Repurposing promising cancer drugs may lead to a new approach to treating TB
Promising experimental cancer chemotherapy drugs may help knock out another life-threatening disease: tuberculosis (TB). A new study published by scientists at Texas Biomedical Research Institute in San Antonio pinpoints a mechanism in regulating cell death called apoptosis that is a potential new target for helping to control the bacterial infection (Mycobacterium tuberculosis or M.tb) that causes the lung disease TB.
Lead author of the newly-published study, Eusondia Arnett, Ph.D., a Staff Scientist at Texas Biomed, and her colleagues have been testing this theory for about two years. Using human immune cells called macrophages and infecting them with M.tb in the lab, scientists were able to test their theory that pathways regulated by a master regulator of gene expression - a host protein called PPAR? -- are a good target for intervention to halt the progression of the disease.
When Dr. Arnett's team treated M.tb-infected macrophages with Mcl-1 inhibitors that target this important apoptotic pathway, they found a reduction of M.tb growth by 80%.
Almost 20 people develop TB and four people die from the disease every minute, somewhere in the world. TB is now the world's deadliest single infectious disease, surpassing AIDS.
"If we can stimulate apoptosis in M.tb-infected cells, then we can reduce M.tb growth, Dr. Arnett explained. "Induction of apoptosis and subsequent reduced M.tb growth should ultimately result in less inflammation and damage to the lungs, and increased control of TB."
Tuberculosis infection also creates granulomas in the lungs - dense cellular structures that are the body's attempt to wall off an infection it is unable to eliminate. However, granulomas also provide a niche for the bacterium to become recalcitrant to antibiotics, Dr. Arnett's study showed that these experimental cancer drugs also reduced M.tb growth in granulomas using a human granuloma model holding promise for the activity of these drugs in human and animal models.
Cancer drugs similar to those used in the study are already in Phase II of Food and Drug Administration clinical trials. The next step for testing on the TB front will be to find out the effectiveness of this therapy in a mouse model, and then finally, in a nonhuman primate before moving on to human trials.

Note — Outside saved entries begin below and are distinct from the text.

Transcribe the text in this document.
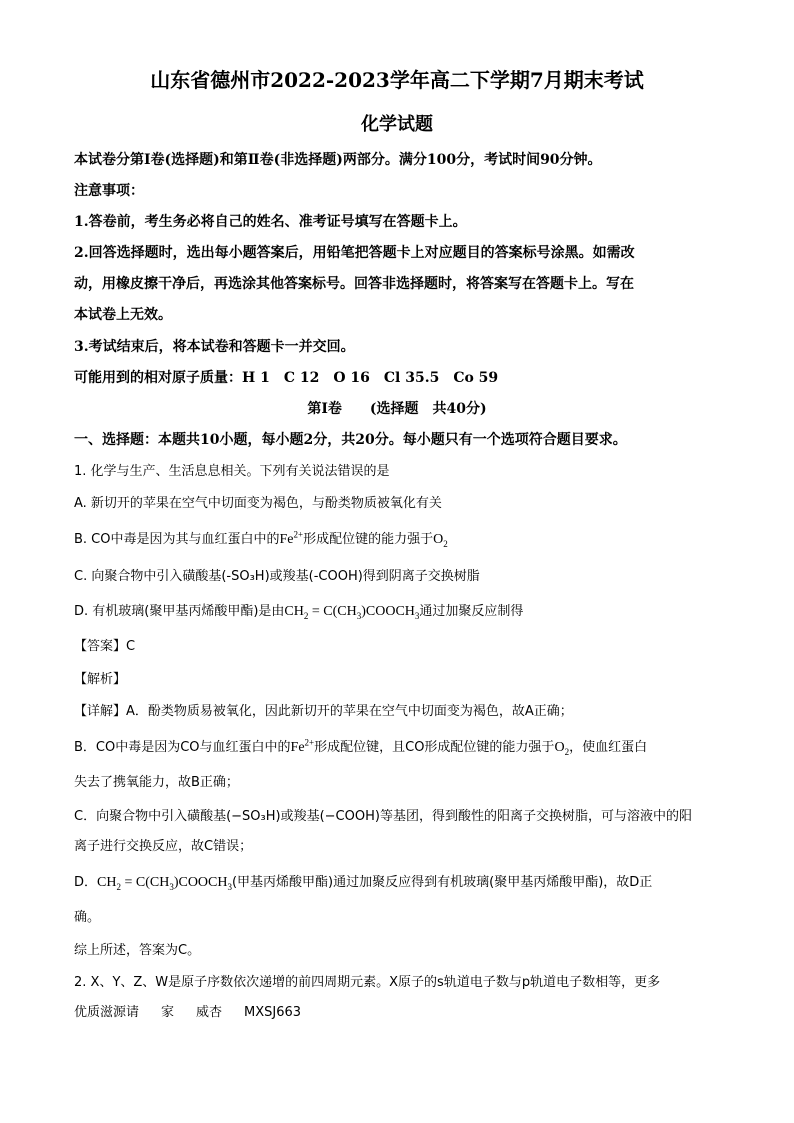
山东省德州市2022-2023学年高二下学期7月期末考试
化学试题
本试卷分第Ⅰ卷(选择题)和第Ⅱ卷(非选择题)两部分。满分100分，考试时间90分钟。
注意事项：
1.答卷前，考生务必将自己的姓名、准考证号填写在答题卡上。
2.回答选择题时，选出每小题答案后，用铅笔把答题卡上对应题目的答案标号涂黑。如需改
动，用橡皮擦干净后，再选涂其他答案标号。回答非选择题时，将答案写在答题卡上。写在
本试卷上无效。
3.考试结束后，将本试卷和答题卡一并交回。
可能用到的相对原子质量：H 1　C 12　O 16　Cl 35.5　Co 59
第Ⅰ卷　　(选择题　共40分)
一、选择题：本题共10小题，每小题2分，共20分。每小题只有一个选项符合题目要求。
1. 化学与生产、生活息息相关。下列有关说法错误的是
A. 新切开的苹果在空气中切面变为褐色，与酚类物质被氧化有关
B. CO中毒是因为其与血红蛋白中的$Fe^{2+}$形成配位键的能力强于$O_2$
C. 向聚合物中引入磺酸基(-SO₃H)或羧基(-COOH)得到阴离子交换树脂
D. 有机玻璃(聚甲基丙烯酸甲酯)是由$CH_2$ = $C(CH_3)COOCH_3$通过加聚反应制得
【答案】C
【解析】
【详解】A．酚类物质易被氧化，因此新切开的苹果在空气中切面变为褐色，故A正确；
B．CO中毒是因为CO与血红蛋白中的$Fe^{2+}$形成配位键，且CO形成配位键的能力强于$O_2$，使血红蛋白
失去了携氧能力，故B正确；
C．向聚合物中引入磺酸基(−SO₃H)或羧基(−COOH)等基团，得到酸性的阳离子交换树脂，可与溶液中的阳
离子进行交换反应，故C错误；
D．$CH_2$ = $C(CH_3)COOCH_3$(甲基丙烯酸甲酯)通过加聚反应得到有机玻璃(聚甲基丙烯酸甲酯)，故D正
确。
综上所述，答案为C。
2. X、Y、Z、W是原子序数依次递增的前四周期元素。X原子的s轨道电子数与p轨道电子数相等，更多
优质滋源请 家 威杏 MXSJ663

"It's very exciting that these have already gone through a lot of testing in humans and we can capitalize on that," Dr. Arnett said, explaining this could speed up the time it takes to get a new treatment to patients with tuberculosis.
This study is a great example of why basic scientific research is so important," said senior investigator of the study Dr. Larry Schlesinger, the President & CEO of Texas Biomed. "When we study important host cell pathways for disease, we can find relationships we didn't even know existed. We can forge new ways to use current knowledge to create novel strategies for host-directed therapy for infection to be used along with antibiotics."
The study is published in the June 21, 2018 edition of the Journal PLOS Pathogens. This work was supported in part by a National Institutes of Health T32 Fellowship, "Molecular Mechanisms of Lung Inflammation", award # T32HL007946 (to EA) and a National Institutes of Health T32 Fellowship, "Interdisciplinary Program in Microbe-Host Biology, award #1-T32-AI-112542 (to EA), and National Institutes of Health grants AI059639 and AI052458 (to LSS).
Texas Biomed is one of the world's leading independent biomedical research institutions dedicated to advancing health worldwide through innovative biomedical research. The Institute is home to the Southwest National Primate Research Center (SNPRC) and provides broad services in primate research. SNPRC contributes to a national network of National Primate Research Centers (NPRCs) with specialized technologies, capabilities and primate resources, many of which are unique to the SNPRC. The Center also serves investigators around the globe with research and technical procedures for collaborative projects.